Spring-hadoop promises a tighter integration of Hadoop with the Spring framework and could indeed be really useful.
Interesting points are :
* extension of Resource for Hdfs
* custom NamespaceHandler for configuration
* support of the last Hadoop API ie o.a.h.mapreduce instead of o.a.h.mapred
* extension of ConversionService for mapping simple types to simple Writable types
* abstraction of the mapreduce framework ie no direct hadoop dependencies
* JobTemplate and GenericJobRunner
I just didn't find out yet :
* how would you configure a hadoop job runned by GenericJobRunner?
Let's say I want to change a business threshold, what would be the best way to do it? Of course, a custom configuration might not be only a single value but lots of properties...

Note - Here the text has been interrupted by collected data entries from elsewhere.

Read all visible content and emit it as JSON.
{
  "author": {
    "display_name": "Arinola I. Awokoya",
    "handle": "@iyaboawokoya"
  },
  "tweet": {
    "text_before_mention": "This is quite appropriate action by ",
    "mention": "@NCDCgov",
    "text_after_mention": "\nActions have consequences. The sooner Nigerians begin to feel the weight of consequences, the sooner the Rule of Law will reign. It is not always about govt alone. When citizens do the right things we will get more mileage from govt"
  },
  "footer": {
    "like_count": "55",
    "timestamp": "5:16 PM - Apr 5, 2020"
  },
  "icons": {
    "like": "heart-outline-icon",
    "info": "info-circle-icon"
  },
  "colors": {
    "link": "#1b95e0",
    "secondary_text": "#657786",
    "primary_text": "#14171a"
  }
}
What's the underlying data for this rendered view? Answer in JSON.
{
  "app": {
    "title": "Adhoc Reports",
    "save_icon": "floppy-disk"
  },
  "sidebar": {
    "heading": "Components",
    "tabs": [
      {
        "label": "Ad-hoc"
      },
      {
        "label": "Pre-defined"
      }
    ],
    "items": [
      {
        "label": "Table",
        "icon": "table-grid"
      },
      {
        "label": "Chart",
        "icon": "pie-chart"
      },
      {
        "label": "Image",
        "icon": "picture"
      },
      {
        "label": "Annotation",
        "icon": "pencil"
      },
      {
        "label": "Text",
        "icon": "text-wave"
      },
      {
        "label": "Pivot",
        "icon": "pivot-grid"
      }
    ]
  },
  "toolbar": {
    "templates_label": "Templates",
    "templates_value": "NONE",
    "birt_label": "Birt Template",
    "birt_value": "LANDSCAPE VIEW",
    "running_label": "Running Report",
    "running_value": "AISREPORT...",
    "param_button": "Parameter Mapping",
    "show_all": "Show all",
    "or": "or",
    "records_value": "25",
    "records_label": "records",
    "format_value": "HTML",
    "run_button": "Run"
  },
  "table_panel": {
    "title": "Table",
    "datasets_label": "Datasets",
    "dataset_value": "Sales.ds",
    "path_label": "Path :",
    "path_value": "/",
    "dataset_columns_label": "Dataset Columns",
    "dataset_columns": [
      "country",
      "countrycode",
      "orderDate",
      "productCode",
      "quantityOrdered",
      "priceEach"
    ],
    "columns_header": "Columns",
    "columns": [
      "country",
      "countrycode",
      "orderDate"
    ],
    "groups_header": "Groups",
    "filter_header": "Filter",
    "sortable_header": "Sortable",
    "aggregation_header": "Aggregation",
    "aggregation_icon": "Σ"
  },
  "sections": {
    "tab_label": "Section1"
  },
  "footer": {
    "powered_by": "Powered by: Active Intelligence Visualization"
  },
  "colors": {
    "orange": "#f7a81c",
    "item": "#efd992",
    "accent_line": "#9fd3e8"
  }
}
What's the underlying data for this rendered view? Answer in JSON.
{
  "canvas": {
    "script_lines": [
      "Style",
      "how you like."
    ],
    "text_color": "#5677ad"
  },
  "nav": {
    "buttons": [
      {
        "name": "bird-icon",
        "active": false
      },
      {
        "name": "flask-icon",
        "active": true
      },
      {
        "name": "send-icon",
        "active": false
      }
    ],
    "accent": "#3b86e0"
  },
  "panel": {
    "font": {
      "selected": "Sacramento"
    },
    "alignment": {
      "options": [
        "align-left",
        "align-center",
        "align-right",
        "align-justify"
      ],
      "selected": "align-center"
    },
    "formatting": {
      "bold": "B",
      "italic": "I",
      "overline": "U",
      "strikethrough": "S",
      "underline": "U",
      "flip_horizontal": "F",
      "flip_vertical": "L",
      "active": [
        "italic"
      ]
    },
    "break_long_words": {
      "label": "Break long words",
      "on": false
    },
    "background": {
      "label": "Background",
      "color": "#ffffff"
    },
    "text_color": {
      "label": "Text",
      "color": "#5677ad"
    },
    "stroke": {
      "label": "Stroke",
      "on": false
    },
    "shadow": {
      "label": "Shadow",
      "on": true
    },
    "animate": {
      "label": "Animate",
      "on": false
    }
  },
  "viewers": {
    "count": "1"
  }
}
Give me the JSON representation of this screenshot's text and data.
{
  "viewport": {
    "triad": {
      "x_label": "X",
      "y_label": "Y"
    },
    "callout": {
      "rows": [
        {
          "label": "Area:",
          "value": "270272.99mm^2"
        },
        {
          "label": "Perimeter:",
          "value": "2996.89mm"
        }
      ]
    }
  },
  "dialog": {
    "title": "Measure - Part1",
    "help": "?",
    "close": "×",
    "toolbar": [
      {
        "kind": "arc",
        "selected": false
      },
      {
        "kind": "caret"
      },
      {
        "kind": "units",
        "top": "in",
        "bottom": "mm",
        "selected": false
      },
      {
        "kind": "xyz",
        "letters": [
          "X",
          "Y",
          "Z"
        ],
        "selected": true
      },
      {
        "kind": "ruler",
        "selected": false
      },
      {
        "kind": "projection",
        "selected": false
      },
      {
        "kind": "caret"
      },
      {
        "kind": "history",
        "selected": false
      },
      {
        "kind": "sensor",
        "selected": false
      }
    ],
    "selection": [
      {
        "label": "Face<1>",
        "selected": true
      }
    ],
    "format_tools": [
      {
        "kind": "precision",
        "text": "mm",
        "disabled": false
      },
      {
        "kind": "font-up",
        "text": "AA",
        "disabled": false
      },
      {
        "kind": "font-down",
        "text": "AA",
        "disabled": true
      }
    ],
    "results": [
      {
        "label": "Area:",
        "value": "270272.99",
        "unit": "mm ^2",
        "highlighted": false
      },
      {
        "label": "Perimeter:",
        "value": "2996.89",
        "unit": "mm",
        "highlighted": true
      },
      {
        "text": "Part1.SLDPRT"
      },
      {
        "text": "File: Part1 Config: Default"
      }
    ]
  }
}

* how reporting is handled?
It might be a bad decision but we used Hadoop counters for reporting broad actions of our jobs. Let's say I want to process 300 000 items and that 100 000 have been discarded. I would like to know why, even though I would not want to read every reason for every item one by one.
With spring-hadoop, there is no more direct access to the Hadoop API within the mapreduce functions. How would you build a crude reporting? What are the best practices?
I have in fact the same question for spring-batch. We built a crude reporting system based on a core class which looks like Hadoop's counters.
PS : Spring-hadopp is officially a subproject of spring-data. But at the same time, Hadoop is a nice tool for batches... So posting on this forum (spring-batch) makes sense from my point of view.